Soviel Rücksichtnahme seitens der Bahn rührt mich. Aber viel schöner fände ich es, wenn die DB dem Krach in den Zügen Paroli bieten würde. Denn als PR-Redakteurin nimmt man die Dienste der Bahn gerne in Anspruch, um die Reisezeit sinnvoll zur Vor- oder Nachbereitung von Kundenterminen zu nutzen oder eine Nachtschicht mit etwas Schlaf zu kompensieren. Nicht selten macht einem jedoch der Lärmpegel im Zug einen Strich durch die Rechnung.

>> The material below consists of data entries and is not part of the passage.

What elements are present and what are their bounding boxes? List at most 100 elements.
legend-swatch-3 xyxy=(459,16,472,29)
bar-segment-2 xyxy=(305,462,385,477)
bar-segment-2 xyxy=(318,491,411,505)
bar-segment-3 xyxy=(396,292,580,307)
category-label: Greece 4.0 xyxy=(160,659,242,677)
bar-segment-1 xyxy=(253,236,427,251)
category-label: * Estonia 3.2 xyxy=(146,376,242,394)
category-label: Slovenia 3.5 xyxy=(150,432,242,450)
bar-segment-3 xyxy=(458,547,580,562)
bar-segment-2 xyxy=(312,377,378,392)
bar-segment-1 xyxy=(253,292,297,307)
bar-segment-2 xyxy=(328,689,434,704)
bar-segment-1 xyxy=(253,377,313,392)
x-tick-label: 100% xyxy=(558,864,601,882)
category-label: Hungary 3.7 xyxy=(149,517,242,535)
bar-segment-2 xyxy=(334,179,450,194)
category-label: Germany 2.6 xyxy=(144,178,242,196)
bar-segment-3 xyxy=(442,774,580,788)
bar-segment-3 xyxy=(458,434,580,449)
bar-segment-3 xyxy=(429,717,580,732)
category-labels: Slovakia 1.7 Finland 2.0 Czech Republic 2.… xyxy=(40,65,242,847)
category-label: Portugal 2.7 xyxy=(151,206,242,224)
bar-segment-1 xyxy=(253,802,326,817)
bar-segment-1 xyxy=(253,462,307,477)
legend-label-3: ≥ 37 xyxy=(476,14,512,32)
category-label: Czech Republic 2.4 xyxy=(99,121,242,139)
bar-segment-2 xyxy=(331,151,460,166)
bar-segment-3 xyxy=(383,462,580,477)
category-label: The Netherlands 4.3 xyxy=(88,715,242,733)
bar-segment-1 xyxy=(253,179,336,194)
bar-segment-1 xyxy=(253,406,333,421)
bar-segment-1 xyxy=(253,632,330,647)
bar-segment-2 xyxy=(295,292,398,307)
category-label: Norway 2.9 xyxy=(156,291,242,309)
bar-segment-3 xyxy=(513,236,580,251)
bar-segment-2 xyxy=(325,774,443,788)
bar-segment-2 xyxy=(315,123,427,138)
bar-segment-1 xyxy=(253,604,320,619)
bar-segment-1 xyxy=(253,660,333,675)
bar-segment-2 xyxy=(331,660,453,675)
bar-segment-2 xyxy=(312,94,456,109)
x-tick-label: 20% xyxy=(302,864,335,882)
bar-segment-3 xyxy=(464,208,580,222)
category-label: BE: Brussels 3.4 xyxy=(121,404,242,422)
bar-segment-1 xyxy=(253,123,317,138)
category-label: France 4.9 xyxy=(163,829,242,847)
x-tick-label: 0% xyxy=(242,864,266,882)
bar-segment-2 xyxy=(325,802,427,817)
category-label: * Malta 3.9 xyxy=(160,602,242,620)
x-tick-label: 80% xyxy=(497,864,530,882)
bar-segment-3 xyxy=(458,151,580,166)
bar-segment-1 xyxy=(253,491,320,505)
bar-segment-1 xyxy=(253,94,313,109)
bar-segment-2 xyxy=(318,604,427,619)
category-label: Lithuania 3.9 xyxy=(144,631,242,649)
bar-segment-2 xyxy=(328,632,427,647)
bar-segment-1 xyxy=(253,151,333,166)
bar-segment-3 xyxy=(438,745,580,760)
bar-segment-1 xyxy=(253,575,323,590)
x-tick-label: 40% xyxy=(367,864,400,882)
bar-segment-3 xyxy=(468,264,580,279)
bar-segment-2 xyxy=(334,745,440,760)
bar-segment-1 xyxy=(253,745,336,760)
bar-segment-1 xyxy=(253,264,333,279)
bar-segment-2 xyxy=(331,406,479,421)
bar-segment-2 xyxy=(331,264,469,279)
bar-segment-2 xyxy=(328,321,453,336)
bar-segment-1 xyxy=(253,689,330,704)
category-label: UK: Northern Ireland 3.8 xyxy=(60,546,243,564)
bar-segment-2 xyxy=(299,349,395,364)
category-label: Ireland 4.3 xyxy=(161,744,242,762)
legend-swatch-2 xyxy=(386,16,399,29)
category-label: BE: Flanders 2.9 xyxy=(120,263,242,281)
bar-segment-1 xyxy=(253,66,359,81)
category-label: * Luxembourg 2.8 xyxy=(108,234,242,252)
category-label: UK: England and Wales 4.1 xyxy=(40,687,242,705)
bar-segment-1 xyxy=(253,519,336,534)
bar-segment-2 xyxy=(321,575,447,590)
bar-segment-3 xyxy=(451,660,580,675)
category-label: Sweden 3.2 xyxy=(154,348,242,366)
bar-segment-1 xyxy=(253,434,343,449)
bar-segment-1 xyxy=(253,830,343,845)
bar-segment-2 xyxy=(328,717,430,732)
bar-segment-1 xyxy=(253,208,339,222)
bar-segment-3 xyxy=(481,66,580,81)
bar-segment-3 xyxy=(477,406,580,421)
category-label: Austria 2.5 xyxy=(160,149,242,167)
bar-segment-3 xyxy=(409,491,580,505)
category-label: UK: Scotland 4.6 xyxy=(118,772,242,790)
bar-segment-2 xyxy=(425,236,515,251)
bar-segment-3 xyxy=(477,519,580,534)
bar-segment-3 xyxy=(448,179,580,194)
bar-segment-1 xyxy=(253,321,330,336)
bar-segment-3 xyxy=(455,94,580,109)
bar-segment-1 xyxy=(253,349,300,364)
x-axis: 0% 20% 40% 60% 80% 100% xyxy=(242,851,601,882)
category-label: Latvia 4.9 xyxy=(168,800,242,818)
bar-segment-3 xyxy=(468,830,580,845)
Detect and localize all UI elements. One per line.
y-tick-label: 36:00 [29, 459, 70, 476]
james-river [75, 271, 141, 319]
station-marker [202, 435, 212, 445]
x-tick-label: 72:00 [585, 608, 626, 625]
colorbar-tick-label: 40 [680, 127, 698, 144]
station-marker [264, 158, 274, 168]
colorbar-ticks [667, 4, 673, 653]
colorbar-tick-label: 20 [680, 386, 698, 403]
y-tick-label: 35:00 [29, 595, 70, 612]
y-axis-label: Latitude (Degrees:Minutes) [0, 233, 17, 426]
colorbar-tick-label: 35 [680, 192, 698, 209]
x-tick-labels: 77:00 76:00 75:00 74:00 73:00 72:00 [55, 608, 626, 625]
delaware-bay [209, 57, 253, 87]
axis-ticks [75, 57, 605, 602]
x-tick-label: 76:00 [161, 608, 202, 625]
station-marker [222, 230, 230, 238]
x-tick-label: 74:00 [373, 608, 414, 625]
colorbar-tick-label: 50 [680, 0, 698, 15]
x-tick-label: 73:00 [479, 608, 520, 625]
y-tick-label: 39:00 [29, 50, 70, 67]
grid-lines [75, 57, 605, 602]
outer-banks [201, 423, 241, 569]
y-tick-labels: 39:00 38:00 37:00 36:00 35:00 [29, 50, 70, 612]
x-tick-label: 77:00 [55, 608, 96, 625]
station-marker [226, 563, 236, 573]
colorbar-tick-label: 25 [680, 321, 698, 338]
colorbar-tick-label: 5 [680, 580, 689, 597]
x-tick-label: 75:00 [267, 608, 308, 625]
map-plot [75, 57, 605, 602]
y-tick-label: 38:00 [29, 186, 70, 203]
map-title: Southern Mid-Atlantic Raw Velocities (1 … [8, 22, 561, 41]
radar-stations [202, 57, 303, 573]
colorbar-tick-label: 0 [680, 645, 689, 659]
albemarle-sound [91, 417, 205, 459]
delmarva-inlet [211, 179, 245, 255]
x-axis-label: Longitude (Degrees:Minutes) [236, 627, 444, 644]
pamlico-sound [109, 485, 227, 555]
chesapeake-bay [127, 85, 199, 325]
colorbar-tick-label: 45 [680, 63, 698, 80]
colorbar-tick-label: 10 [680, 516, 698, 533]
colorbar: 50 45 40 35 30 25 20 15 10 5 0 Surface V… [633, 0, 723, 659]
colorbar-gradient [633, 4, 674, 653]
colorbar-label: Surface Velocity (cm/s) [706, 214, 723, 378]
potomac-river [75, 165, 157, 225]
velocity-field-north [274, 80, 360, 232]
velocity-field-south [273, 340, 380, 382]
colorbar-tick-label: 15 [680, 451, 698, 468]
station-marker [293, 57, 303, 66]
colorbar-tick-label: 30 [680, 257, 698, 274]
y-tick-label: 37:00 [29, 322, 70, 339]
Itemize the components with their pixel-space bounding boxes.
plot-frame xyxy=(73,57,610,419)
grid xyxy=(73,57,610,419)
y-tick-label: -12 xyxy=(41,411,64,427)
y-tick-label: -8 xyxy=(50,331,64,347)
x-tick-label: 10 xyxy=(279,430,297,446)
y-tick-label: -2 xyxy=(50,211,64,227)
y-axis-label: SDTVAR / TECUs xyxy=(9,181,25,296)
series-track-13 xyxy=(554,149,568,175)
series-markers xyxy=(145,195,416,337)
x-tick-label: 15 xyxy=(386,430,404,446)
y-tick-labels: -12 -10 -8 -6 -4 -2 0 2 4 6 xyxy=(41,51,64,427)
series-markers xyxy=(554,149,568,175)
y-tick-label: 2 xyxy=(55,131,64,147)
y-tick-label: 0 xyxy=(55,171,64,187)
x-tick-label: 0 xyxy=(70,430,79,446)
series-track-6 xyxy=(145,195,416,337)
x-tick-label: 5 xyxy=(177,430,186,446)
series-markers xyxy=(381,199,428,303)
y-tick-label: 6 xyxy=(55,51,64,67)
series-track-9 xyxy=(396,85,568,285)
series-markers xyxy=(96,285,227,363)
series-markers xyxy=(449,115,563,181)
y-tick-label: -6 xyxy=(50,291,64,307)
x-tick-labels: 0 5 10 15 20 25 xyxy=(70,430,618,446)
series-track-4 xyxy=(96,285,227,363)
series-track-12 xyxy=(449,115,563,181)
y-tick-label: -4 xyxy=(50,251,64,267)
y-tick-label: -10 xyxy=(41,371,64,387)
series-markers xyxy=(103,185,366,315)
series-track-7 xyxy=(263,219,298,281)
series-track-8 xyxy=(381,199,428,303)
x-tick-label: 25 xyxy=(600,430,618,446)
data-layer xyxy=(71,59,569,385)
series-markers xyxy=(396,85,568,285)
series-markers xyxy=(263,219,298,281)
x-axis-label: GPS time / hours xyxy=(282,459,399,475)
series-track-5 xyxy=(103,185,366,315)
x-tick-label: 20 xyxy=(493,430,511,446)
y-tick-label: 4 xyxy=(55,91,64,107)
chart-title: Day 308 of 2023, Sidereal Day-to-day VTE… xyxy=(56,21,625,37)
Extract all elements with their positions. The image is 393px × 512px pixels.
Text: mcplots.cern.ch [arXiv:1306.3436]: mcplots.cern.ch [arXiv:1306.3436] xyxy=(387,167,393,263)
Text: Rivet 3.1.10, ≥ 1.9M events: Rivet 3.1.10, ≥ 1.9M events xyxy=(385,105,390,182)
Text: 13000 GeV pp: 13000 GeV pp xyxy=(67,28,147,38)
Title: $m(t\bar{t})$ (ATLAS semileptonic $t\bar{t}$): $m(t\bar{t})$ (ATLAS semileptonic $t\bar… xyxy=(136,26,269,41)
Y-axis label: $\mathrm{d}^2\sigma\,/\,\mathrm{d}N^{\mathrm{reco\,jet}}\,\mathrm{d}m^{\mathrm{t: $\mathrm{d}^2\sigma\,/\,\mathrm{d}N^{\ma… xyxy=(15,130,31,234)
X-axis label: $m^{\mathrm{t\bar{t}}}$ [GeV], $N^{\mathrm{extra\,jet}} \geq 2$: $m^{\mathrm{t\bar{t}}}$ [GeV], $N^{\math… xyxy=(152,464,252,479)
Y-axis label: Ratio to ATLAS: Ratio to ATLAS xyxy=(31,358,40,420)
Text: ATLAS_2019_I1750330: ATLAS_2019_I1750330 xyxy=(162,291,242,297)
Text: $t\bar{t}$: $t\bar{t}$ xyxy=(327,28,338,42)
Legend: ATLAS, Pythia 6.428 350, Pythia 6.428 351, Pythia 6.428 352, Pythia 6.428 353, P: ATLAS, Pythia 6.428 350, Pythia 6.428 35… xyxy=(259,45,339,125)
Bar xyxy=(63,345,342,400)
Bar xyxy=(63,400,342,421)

Als ich eines Tages lauthals über die Strapazen des Zugreisens lamentierte, insbesondere meinen Unmut über mitreisende Kegelclubs und an Logorrhoe leidende Sitznachbarn kundtat, gab mir jemand den Rat: „Reserviere dir doch nächstes Mal einen Platz im Ruhebereich.“

Geläutert sank ich bei der nächsten Sechs-Stunden-Fahrt in besagten Bereich in meinen ICE-Sessel, im törichten Vertrauen darauf, dass „Handytelefonate, Klingeltöne, lautes Musikhören (auch via Kopfhörer) oder sonstige lärmende Tätigkeiten nicht erwünscht“ sind (O-Ton auf der Website der DB). Ich wollte ein wenig arbeiten, in Trivialliteratur schwelgen und wie der berühmte Hermann im legendären Loriot-Sketch einfach nur da sitzen – hier und da etwas dösen und von riesigen Rosinenschnecken träumen, die nur der Düsseldorfer Hauptbahnhof feilbietet, wohlig umgeben vom sanften Klappern einer Tastatur oder dem anheimelnden Rascheln von Butterbrotpapier …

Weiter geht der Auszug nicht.